The couple of references to Henry playing Humbert Humbert to Clare’s Lolita is perhaps one of the things that caught my attention more than the other literary references: is it wrong that Henry loves Clare both at thirteen and thirty? In my view, I don’t see it as the same relationship as Lolita had with her guardian – I see Henry as more of a guardian angel, knowing he is acting on behalf of the woman he will love entirely by issuing a protective love to her younger self. The gun incident shows this perfectly, as while Henry knows there are limits to his aiding Clare, he cannot let her go undefended, and his return to the present-day Clare shows the difference between him loving the young Clare by his image, and him loving the older Clare emotionally when he kisses the cigarette burn scar. What I mean to say is, that the love for the younger Clare is based around Henry fulfilling a knight-in-shining-armour role, whereas in his present, Henry has to substantiate this image. The borderline of this is seen when he kisses a sixteen-year-old Clare in anger and she proclaims that it ‘wasn’t very nice’, showing that the physical cannot exist happily without the emotional side.

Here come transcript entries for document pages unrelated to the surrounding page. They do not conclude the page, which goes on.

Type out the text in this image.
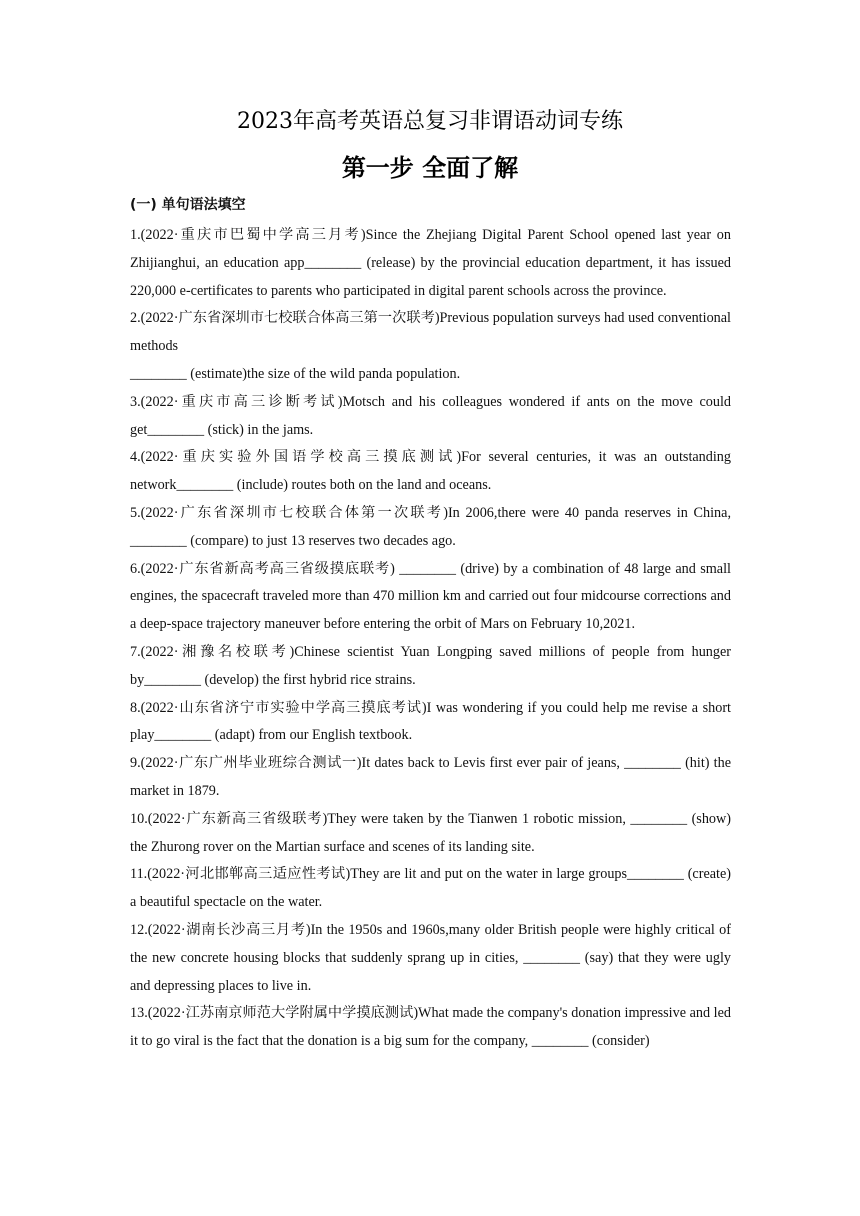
2023年高考英语总复习非谓语动词专练
第一步 全面了解
(一) 单句语法填空

1.(2022·重庆市巴蜀中学高三月考)Since the Zhejiang Digital Parent School opened last year on Zhijianghui, an education app________ (release) by the provincial education department, it has issued 220,000 e-certificates to parents who participated in digital parent schools across the province.

2.(2022·广东省深圳市七校联合体高三第一次联考)Previous population surveys had used conventional methods

________ (estimate)the size of the wild panda population.

3.(2022·重庆市高三诊断考试)Motsch and his colleagues wondered if ants on the move could get________ (stick) in the jams.

4.(2022·重庆实验外国语学校高三摸底测试)For several centuries, it was an outstanding network________ (include) routes both on the land and oceans.

5.(2022·广东省深圳市七校联合体第一次联考)In 2006,there were 40 panda reserves in China, ________ (compare) to just 13 reserves two decades ago.

6.(2022·广东省新高考高三省级摸底联考) ________ (drive) by a combination of 48 large and small engines, the spacecraft traveled more than 470 million km and carried out four midcourse corrections and a deep-space trajectory maneuver before entering the orbit of Mars on February 10,2021.

7.(2022·湘豫名校联考)Chinese scientist Yuan Longping saved millions of people from hunger by________ (develop) the first hybrid rice strains.

8.(2022·山东省济宁市实验中学高三摸底考试)I was wondering if you could help me revise a short play________ (adapt) from our English textbook.

9.(2022·广东广州毕业班综合测试一)It dates back to Levis first ever pair of jeans, ________ (hit) the market in 1879.

10.(2022·广东新高三省级联考)They were taken by the Tianwen 1 robotic mission, ________ (show) the Zhurong rover on the Martian surface and scenes of its landing site.

11.(2022·河北邯郸高三适应性考试)They are lit and put on the water in large groups________ (create) a beautiful spectacle on the water.

12.(2022·湖南长沙高三月考)In the 1950s and 1960s,many older British people were highly critical of the new concrete housing blocks that suddenly sprang up in cities, ________ (say) that they were ugly and depressing places to live in.

13.(2022·江苏南京师范大学附属中学摸底测试)What made the company's donation impressive and led it to go viral is the fact that the donation is a big sum for the company, ________ (consider)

Audrey Niffenegger has achieved a rare thing, in creating a premier novel that can capture both hearts and minds without being overbearing or underwhelming. Whilst ‘The Time Traveller’s Wife’ is tragic, it is also softly beautiful, and this combination enables it to show both the whole image, as well as highlighting realistically the many compartments that create this whole, in turn causing the novel to be a timeless classic.